Het principe van de Noodzakelijkeid, gekoppeld aan het immoralisme, impliceert een volledig immanente interpretatie van het werkelijke - het wrede, zou Clement Rosset zeggen. En de koorzusters schrikken niet terug voor de consequenties van hun metafysische posities, wat hen ertoe brengt stellingen te verdedigen met een retorica die men in dezelfde vormen aan het werk zal zien bij markies de Sade. Onze aardige nonnetjes rechtvaardigen namelijk de misdaad, die nooit meer is dan een noodzakelijke verstoring van een bepaald gegeven van de materie.

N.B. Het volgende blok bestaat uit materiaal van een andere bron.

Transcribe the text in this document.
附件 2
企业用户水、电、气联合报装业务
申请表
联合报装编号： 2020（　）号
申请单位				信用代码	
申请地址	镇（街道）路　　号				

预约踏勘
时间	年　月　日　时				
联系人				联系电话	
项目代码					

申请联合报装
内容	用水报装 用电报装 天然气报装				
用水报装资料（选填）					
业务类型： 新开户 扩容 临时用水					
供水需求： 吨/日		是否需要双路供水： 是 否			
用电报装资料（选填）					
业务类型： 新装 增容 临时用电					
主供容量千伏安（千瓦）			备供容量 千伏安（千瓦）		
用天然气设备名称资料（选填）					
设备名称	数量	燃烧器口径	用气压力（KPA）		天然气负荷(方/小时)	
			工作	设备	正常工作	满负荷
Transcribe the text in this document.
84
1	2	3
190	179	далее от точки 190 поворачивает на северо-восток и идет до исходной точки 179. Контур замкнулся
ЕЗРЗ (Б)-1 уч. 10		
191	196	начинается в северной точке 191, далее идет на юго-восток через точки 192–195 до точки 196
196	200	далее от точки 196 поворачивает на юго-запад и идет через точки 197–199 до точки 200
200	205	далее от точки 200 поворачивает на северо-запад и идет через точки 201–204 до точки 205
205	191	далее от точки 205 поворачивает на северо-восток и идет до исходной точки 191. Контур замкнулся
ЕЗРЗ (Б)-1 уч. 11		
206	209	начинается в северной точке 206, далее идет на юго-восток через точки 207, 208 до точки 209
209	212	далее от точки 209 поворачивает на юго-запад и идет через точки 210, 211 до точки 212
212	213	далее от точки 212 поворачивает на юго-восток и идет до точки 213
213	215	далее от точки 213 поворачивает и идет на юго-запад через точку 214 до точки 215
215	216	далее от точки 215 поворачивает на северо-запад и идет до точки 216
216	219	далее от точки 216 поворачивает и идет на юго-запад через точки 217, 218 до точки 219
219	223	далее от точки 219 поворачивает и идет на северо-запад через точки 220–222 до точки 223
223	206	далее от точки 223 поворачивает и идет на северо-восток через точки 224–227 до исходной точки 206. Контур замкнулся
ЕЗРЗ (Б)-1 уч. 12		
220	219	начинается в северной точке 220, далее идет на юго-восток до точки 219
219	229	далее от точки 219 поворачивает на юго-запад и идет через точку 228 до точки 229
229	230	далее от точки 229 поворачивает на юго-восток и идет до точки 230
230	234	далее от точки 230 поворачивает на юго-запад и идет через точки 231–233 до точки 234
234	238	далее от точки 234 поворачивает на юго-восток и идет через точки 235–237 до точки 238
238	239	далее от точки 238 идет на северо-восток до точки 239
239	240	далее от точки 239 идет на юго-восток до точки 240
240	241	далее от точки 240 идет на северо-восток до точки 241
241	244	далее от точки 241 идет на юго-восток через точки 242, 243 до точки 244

Doodslag, dat is het bevorderen van een impuls die al werkzaam is in de werkelijkheid, een dynamiek waaruit onophoudelijk nieuwe vormen ontstaan ten koste van oude. 'Broeder,' zeggen ze, 'wanneer je slaat wie jou slaat, doodt wie jou wil doden, dan hoef je geen slecht geweten te hebben, biecht het niet aan een priester. Degene die je gedood hebt, die heb je alleen maar teruggegeven aan zijn oorsprong, waar hij vandaan kwam.'27 De theorie is helder en precies. De aansporing windt er geen doekjes om. En de nonnen schrikken niet terug voor de praktische, concrete consequenties van hun metafysica. Als een kloosterlinge ongelukkigerwijs de genoegens van de onbevlekte ontvangenis leert kennen, zoniet de vrucht van orgiastische onvoorzichtigheid, kan ze zonder schaamte of wroeging een abortus plegen, ja zelfs kindermoord -want sprekend over een kind dat op de wereld zou komen zonder instemming van zijn verwekkers, beiden leden van de Vrije Geest, zeggen de kloosterzusters: 'Zij kunnen het met recht doden of in het water gooien als een willekeurige worm.'28 Ze maken geen grapjes in het klooster van Schweidnitz, dat je, met een beetje fantasie, zou kunnen vergelijken met Chateau de la Coste.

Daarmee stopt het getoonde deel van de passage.